Поселенец внезапно умолкает, прищуривает глаза, словно бы старается что-то вспомнить, барабанит пальцами по столу. Затем вдруг разражается смехом и, придавив своей внушительной лапой костлявую руку торговца, спрашивает:
– Простите, господин Киппель, а не… не фигурируете ли и вы там, в сочинениях Лутса?
– А то как же, – предприниматель ухмыляется несколько кисло. – Чью же душеньку этот человек оставит в покое? Он, правда, ничего плохого обо мне не написал, но хорошего – тоже. Однако, раз уж зашел разговор о пестрой собаке и белой вороне, я тоже один из них. Только подумайте: «Дельцы», «Свадьба Тоотса» и так далее. И неизвестно еще, когда он со мною окончательно сведет счеты.
– Так это же прекрасно! – Поселенец стучит костяшками пальцев по столу.
– Что же тут прекрасного! – Кийр начинает сопеть. – Следит за каждым твоим шагом, словно злой дух, а потом все – в печать и, само собой, с большими преувеличениями; а ведь многого он сам даже и не видел.
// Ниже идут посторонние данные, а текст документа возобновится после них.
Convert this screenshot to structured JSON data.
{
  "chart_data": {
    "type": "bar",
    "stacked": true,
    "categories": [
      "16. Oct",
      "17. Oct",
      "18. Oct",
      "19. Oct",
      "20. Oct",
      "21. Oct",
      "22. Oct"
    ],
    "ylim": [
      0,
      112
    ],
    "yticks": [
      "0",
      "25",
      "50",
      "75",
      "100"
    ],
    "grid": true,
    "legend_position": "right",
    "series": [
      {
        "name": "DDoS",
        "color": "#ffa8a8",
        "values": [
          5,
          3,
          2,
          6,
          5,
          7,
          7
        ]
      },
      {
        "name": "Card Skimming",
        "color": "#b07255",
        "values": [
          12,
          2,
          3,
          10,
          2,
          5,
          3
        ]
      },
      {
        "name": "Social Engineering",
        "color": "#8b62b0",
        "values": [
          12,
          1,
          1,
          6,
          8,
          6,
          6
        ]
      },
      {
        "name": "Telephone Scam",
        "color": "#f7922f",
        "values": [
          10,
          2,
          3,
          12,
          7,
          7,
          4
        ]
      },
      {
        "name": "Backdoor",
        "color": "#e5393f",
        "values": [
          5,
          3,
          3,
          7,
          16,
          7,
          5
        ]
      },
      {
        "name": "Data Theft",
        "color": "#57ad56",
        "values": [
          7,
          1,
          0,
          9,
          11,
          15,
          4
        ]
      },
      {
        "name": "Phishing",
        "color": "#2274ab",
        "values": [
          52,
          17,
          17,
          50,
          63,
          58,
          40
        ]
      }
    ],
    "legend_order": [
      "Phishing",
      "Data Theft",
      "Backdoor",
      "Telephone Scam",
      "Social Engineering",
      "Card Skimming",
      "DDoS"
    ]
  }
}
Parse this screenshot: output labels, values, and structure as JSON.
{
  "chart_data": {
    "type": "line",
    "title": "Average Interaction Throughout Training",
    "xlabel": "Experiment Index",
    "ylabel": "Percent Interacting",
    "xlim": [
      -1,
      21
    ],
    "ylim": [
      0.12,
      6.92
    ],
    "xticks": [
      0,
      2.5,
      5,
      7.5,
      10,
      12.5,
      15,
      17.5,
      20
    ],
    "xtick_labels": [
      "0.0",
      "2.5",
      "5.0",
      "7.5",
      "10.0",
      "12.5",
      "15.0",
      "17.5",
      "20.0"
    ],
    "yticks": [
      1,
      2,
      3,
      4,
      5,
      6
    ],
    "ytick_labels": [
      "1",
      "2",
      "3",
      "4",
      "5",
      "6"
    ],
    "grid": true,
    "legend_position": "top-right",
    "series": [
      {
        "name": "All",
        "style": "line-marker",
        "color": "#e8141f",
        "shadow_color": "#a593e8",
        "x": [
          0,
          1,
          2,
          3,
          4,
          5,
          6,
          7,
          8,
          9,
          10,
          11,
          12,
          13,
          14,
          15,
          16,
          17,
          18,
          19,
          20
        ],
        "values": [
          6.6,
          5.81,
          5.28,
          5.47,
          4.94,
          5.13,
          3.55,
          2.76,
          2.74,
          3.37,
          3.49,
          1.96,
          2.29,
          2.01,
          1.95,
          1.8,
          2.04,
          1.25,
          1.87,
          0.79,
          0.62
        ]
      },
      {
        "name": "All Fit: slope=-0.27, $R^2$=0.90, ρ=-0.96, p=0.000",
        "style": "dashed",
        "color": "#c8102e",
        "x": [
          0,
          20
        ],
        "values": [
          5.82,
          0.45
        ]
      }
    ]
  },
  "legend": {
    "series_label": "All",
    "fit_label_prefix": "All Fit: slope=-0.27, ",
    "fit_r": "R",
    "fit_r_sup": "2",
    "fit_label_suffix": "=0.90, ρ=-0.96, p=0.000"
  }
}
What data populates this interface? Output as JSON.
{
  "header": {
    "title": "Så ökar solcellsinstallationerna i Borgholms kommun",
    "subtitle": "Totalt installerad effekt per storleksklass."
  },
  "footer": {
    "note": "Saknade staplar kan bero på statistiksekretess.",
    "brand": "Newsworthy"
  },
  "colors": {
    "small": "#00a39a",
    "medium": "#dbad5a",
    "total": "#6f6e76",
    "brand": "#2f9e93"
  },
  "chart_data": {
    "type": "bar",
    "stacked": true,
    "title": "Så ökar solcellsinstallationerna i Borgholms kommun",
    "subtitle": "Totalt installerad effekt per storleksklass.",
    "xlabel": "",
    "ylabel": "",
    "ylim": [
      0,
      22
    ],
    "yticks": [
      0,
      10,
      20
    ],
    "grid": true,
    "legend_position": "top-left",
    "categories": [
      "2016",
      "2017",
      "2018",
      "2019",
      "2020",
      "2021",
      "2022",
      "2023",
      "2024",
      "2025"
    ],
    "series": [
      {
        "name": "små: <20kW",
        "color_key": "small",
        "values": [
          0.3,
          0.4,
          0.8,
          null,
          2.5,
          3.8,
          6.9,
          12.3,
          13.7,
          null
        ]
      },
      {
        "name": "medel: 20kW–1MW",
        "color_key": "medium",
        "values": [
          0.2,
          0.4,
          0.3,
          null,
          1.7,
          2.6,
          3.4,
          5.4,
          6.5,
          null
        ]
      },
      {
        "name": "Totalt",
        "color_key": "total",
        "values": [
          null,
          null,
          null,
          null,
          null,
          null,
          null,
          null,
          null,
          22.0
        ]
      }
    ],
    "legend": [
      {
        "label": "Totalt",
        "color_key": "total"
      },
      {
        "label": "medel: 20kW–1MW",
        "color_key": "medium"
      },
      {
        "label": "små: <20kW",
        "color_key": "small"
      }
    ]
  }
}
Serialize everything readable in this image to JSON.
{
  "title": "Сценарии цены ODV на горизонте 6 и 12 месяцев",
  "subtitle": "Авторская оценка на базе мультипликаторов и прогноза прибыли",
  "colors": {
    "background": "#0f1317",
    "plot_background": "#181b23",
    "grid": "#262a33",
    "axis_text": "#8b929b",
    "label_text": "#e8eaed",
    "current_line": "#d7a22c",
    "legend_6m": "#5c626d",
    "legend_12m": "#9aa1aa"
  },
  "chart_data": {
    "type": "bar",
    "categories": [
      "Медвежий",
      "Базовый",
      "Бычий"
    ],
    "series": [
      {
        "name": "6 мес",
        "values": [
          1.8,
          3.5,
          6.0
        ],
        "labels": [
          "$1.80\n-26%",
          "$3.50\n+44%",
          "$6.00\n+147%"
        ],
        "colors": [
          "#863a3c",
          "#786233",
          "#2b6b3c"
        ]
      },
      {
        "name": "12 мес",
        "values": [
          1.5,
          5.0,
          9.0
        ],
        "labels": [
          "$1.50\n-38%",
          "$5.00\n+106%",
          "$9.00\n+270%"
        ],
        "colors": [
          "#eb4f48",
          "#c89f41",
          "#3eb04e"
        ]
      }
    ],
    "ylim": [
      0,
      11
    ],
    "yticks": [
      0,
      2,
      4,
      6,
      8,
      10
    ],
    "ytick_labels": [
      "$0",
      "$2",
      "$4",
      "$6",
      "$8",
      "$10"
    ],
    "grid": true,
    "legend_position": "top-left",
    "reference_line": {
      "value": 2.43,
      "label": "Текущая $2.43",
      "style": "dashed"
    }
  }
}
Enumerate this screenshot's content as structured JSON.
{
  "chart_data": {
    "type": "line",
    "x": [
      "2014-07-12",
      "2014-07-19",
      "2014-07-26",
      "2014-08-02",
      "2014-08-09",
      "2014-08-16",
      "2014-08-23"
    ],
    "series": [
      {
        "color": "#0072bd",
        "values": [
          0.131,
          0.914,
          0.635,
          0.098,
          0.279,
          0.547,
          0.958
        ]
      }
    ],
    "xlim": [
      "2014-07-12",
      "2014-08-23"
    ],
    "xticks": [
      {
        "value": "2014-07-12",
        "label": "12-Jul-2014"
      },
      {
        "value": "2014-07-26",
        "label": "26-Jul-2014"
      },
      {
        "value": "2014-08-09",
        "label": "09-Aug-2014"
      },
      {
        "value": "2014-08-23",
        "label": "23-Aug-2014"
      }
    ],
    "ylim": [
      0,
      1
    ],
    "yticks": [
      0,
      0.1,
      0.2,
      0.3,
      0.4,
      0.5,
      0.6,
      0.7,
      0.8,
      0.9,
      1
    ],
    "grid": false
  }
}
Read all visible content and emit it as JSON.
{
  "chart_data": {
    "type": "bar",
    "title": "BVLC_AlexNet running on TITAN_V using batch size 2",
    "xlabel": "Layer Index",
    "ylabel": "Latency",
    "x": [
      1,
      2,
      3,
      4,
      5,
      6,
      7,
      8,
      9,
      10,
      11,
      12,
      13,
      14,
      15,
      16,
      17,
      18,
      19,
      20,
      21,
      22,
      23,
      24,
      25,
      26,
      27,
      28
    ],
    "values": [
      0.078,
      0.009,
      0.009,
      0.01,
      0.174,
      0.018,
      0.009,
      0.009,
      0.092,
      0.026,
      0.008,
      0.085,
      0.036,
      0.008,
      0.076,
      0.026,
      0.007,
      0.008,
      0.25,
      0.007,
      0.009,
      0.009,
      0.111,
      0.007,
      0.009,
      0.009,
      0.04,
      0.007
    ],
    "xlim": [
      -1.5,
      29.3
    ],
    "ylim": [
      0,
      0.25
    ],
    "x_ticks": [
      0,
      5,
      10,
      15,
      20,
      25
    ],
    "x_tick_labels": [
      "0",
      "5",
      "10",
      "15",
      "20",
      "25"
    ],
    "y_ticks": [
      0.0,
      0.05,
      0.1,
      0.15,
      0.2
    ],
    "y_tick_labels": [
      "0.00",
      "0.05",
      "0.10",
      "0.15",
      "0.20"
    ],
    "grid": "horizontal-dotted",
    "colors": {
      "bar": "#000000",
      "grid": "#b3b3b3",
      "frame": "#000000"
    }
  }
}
– Нет, это и впрямь прекрасно, – произносит хозяин с ударением. – Знаменитые герои историй о Тоотсе зашли ко мне в гости! Мне такое и во сне не снилось!
– Ну, мы пришли не совсем в гости, – Киппель почесывает бороду, – у нас все-таки и небольшое дело к вам есть. Я прихватил из города с собой немного товарца, необходимого в каждом домашнем хозяйстве. Может быть, и вам тоже окажется кстати какая-нибудь вещица, ради которой не хочется бежать в Паунвере или куда-нибудь еще дальше? Здесь, в заплечном мешке, все и находится, – предприниматель дает тумака своему рюкзаку.
– А нет ли у вас, случаем, какого-нибудь ножа от Энгельсвярка? – весьма любезно осведомляется поселенец Липинг.
– Как не быть? Есть!
– О-о, тогда немедленно становлюсь вашим покупателем.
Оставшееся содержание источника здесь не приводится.